The asylum, also known as Mayday Hills, housed upward of 1,200 patients—some of them against their will and with no legitimate affliction (including an eight-year-old boy who was sent there for stealing a horse and remained there until he was 85). These patients were subject to barbaric and outdated treatments with straitjackets and other restraints, and most, once admitted, were never allowed to leave.

Though frightening, the asylum was not without its quirks: Dr. Thomas Dick, the asylum’s first superintendent, always walked around with an umbrella at night due to his belief that moonlight made people crazy.

At the time of its closing in 1995, over 3,000 people had died in the asylum during its 128 years of operation—and their ghosts are still believed to haunt the asylum. Ghosts have reportedly appeared in the cellars, doors have burst open on their own, and it’s rumored that children can be heard laughing and playing in the abandoned asylum after hours.

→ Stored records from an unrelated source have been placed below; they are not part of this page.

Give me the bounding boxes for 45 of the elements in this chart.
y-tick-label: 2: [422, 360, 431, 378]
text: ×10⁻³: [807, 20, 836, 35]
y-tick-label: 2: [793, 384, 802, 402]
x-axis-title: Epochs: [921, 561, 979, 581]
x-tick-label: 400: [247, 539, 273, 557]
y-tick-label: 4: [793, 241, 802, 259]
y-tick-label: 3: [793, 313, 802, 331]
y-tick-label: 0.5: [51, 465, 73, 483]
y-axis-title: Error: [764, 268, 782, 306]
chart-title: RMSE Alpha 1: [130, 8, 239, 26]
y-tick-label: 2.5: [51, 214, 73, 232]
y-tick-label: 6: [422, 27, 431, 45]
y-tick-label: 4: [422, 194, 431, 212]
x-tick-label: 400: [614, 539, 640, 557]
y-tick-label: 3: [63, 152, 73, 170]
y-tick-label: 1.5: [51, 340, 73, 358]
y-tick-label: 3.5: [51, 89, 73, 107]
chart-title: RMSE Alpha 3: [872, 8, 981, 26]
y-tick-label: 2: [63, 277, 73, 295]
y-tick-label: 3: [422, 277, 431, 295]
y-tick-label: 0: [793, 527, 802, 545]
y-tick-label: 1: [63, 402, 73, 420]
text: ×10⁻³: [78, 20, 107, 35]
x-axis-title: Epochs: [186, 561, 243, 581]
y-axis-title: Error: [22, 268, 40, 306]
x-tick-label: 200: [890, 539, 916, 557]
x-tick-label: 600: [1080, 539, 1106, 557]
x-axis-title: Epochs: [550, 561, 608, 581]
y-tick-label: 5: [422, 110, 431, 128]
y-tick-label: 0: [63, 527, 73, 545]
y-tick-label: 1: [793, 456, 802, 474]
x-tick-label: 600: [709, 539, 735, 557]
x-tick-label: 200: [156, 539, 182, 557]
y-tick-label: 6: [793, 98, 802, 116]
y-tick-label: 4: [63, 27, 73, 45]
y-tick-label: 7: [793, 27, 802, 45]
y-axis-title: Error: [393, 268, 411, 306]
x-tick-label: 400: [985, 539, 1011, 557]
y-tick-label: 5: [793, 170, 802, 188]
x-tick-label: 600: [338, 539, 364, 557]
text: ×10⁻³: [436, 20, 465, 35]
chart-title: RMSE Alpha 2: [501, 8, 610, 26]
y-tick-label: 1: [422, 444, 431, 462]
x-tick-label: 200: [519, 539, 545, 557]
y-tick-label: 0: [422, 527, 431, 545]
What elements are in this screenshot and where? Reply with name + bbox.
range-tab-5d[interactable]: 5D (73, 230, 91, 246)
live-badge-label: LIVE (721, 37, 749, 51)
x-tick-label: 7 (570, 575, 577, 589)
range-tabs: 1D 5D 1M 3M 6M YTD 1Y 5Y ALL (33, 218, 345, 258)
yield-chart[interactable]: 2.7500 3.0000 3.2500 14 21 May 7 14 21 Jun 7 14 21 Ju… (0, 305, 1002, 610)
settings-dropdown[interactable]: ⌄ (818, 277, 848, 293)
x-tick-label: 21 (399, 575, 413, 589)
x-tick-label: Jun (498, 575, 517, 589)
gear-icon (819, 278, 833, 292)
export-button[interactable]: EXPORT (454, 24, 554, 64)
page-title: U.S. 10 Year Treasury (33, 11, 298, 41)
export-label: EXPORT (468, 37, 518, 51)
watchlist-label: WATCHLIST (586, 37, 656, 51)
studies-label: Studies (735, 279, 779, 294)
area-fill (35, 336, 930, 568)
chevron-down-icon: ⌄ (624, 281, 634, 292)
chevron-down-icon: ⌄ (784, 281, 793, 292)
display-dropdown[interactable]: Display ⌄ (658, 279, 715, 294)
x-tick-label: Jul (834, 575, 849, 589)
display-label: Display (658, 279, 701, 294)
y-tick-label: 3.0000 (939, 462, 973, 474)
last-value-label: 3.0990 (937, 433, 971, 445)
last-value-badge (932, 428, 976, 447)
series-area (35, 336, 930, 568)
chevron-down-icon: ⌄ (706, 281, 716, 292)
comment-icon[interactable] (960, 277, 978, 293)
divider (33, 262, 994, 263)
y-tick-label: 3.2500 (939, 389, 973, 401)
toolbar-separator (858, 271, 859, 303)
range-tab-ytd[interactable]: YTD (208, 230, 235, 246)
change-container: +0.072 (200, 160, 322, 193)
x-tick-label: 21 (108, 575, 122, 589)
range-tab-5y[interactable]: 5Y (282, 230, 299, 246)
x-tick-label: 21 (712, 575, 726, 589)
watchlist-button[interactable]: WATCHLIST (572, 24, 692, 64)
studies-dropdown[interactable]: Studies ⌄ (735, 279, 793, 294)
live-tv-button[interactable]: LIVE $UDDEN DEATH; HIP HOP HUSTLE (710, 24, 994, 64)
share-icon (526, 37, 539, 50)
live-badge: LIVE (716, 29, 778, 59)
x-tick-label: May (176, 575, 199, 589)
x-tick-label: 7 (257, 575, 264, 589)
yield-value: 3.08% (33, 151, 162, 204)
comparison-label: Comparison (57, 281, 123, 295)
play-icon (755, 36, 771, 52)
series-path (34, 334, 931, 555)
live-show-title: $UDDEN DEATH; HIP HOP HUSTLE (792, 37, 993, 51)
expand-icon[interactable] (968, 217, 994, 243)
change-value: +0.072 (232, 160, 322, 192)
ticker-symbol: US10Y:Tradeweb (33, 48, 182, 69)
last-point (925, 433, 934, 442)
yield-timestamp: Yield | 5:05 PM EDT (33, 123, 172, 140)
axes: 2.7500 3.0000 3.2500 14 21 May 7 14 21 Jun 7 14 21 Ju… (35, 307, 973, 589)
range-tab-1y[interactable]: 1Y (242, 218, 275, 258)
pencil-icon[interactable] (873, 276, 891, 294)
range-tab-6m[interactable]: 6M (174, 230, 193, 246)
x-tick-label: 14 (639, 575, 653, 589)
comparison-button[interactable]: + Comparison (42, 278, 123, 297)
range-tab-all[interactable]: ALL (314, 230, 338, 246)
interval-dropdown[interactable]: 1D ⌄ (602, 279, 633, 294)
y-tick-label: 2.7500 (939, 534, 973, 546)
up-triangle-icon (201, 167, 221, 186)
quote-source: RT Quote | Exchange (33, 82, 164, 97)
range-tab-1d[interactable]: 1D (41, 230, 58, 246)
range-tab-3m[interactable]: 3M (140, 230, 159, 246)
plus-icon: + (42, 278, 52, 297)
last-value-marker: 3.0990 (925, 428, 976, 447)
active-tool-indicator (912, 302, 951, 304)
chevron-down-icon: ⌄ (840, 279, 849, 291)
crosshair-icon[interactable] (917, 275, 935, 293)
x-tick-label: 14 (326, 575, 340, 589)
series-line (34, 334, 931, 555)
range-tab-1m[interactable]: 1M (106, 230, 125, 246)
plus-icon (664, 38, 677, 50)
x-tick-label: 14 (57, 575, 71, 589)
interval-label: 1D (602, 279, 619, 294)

Today, the public can see the asylum (and its haunting apparitions) on one of several Beechworth Ghost Tours. These guided walks through the asylum bring visitors face-to-face with the building’s haunted past. In the asylum’s former kitchen, visitors have reported feeling ghosts tickle their ribs and tug at their clothing. Recently, a photo was released showing what is believed to be the ghost of a young girl kneeling inside the asylum.

53 Kevin - Island of the dolls


The origin of the Isla de las Muñecas (or “Island of the Dolls”), south of Mexico City, is as macabre as the severed doll parts that hang from its trees.

Over a half-century ago, Don Julian Santana Barrera, a hermit, was the caretaker of one of the floating raft gardens in Lake Xochimilco when he came across the lifeless body of a young girl who had drowned. Shortly after finding the girl, Barrera discovered a doll floating in the waters nearby. Believing that it belonged to the young victim, he hung the doll from a tree in her honor. Haunted by the guilt of not being able to save the girl, Barrera claimed he could hear her screams and footsteps well after her passing. He continued to memorialize the girl by decorating several trees on the island with discarded doll parts, and it’s rumored that these very parts haunt the island, following visitors with their eyes and whispering to them as they walk past. Barrera died in 2001, but the Island of the Dolls still remains a popular—if not unsettling—tourist destination.

Grisha Bruev - Sedlec Ossuary


The Sedlec Ossuary, or “Church of Bones,” is a small chapel in the suburbs of Kutná Hora in the Czech Republic. Built as a final resting site for misplaced remains from its surrounding cemetery, the ossuary is decorated with the parts of over 40,000 human skeletons. Its centerpiece is a hanging chandelier that uses every single bone found in a human body in its design. Ornamental bone arrangements are scattered across its entrance, ceiling, walls and even its main altar. The Church of Bones is indeed an eerie final resting place.